Many small business owners would love to offer their employees or directors financial perks such as life insurance. Unfortunately setting up a group scheme can be expensive, especially if there are not many staff.
Relevant life insurance is a form of death-in-service benefit that is set up and paid for by a company but pays out to a staff member or directors’ beneficiaries on behalf of their death or in the event that they are diagnosed with a terminal illness. The relevant life cover is typically used by small businesses that aren’t too big but want to provide additional benefits for their directors and staff.
Similar to a traditional life insurance policy, an individual is assessed based on how much cover is required, this all depends on their health, age and lifestyle. The amount you cover may be based on something as simple as multiple of salary.

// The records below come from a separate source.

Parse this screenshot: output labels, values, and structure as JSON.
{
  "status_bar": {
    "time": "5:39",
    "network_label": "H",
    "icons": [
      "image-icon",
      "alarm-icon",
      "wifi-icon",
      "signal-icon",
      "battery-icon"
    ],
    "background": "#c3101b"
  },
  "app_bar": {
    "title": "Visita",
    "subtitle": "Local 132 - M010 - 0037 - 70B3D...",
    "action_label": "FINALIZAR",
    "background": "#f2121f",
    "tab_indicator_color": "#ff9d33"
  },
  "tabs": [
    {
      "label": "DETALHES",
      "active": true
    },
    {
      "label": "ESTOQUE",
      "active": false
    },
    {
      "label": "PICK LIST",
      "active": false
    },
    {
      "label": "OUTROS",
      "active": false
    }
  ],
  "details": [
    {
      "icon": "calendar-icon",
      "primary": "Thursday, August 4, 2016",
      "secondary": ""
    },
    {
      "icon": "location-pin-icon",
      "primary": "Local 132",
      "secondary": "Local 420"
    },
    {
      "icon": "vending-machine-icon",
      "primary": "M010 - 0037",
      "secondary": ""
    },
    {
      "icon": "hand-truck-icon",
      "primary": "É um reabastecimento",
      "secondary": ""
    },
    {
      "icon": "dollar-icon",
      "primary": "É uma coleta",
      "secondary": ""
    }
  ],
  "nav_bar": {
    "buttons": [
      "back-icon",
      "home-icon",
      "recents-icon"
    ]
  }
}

Though for directors and some staff you may wish to consider the wider financial impact their death may have on their family.
Rather than the individual paying the policy, the business does although this is not classed as a benefit in kind. If the person is covered but unfortunately passes away while working for the company it pays out a lump sum, tax-free, to their beneficiaries which is usually family.
The business will also benefit from tax relief on the premiums paid, as this type of policy is classed as an allowable business expense.